Have been away from my desk attending the sale of the books of a 1930s society person who seems to have known everybody including Lord Berners, Robert Byron and Paddy Leigh Fermor - I got some good things, which will appear in a pretentious catalogue come April. The auction was in Essex and they didn't take cheques. My remark that there must be a lot of villains in the area didn't go down too well. Credit cards or cash only. Today's book is by the great Twain. I recall that when he was hanging out with the cannibals he said something like 'I suppose you would like to eat me too' and was politely informed that the flesh of a heavy smoker and drinker was unpalatable to them.
Mark Twain. ADVENTURES OF HUCKLEBERRY FINN. Charles Webster, New York, 1885.
Current Selling Prices
$13000 - $18000 / £6500 - £9000 Want level 50 - 75 High
CLASSIC AMERICAN LITERATURE / JUVENILE FICTION.

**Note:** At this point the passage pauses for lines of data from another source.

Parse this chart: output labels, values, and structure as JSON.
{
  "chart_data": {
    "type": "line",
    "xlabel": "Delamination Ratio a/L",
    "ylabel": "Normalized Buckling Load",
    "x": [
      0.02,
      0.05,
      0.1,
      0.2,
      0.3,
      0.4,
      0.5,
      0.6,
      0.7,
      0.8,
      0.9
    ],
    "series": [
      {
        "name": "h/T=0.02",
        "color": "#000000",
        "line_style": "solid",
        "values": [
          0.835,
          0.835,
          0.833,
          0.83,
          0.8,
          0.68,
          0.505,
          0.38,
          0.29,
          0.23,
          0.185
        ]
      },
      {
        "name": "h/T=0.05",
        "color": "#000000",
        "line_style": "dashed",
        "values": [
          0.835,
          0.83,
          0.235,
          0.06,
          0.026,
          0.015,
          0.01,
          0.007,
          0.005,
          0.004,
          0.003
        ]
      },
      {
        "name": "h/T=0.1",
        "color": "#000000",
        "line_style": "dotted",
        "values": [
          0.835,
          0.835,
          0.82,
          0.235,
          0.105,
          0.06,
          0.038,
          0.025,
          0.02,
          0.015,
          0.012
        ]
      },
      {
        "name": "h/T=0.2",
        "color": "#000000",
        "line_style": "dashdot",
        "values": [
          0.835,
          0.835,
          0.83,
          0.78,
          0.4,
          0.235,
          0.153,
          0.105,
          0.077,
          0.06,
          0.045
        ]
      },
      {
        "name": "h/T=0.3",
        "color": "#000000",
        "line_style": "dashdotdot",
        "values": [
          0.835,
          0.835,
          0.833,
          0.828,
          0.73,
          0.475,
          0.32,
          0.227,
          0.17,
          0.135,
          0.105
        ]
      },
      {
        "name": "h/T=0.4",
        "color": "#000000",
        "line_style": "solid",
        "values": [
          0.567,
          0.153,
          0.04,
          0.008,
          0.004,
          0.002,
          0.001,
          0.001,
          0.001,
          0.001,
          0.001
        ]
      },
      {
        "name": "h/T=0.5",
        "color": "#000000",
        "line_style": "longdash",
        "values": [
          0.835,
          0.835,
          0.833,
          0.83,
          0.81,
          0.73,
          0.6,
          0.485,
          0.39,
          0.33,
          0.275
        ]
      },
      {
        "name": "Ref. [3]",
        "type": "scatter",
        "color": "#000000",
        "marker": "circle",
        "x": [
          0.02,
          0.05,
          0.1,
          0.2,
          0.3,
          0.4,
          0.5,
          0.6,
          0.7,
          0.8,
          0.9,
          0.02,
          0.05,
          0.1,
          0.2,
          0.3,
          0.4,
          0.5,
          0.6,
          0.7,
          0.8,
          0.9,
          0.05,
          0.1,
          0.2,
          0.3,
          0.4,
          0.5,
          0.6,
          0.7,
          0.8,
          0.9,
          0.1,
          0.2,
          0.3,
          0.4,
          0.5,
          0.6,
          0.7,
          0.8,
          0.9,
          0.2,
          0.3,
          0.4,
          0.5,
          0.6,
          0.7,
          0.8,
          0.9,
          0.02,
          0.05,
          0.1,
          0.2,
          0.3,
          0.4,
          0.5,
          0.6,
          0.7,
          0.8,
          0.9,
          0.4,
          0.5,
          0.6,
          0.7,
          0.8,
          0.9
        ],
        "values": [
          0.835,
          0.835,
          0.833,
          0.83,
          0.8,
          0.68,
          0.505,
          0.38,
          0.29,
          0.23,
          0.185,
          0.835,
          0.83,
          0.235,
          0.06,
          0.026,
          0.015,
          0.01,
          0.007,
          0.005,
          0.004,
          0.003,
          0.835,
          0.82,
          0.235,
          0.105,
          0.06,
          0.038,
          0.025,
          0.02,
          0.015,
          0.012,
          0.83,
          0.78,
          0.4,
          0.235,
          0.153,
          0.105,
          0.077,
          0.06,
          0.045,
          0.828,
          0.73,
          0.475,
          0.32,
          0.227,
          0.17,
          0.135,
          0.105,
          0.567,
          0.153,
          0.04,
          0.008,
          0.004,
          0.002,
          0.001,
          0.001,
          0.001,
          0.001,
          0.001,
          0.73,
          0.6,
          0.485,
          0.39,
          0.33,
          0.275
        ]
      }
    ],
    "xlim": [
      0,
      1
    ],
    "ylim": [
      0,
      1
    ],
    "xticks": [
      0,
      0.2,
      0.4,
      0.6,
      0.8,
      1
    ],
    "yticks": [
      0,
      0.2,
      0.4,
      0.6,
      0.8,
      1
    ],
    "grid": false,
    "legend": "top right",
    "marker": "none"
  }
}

Enduring US classic, up there with Moby Dick, Murders in the Rue Morgue and The Scarlet Woman. Hemingway, not necessarily reliable as a guide, opined: "All modern literature comes from one book by Mark Twain...It's the best book we've had. All American writing comes from that. There was nothing before. There has been nothing as good since." Quite a high print run so not especially scarce and there are points to determine early states of the first edition, the most obvious of which are that the title page and page 283/4 are cancels (i.e. page has been replaced on a stub) and that at page 155, the final 5 is slightly dropped, or slightly bigger or entirely absent. Much argument about that five depending on which copy the dealer is attempting to sell. There are other points and a good deal of literary detection has gone into them, precedence is now fairly clearly established. Talking of which the 1884 British edition precedes the American by 4 months but is worth less -- presumably under the rules of 'follow the flag' (i.e. prefer the edition from the author's country.)
VALUE? The UK first is worth about a third of the US, but serious collectors like to have both. There is the story of the dealer who bought a copy privately lacking the front endpaper, when he remarked on this to the seller the chap said 'Yeah that had to go, some guy called Clemens wrote his name on it.' (An old chestnut-- sometimes it's Alice and 'some guy called Dodgson.') There are facsimiles of the first that occasionally turn up online with persons trying to sell them as the real thing; the first clue that something is wrong is that they are in unnaturally fine condition with bright white fore edges, don't be fooled.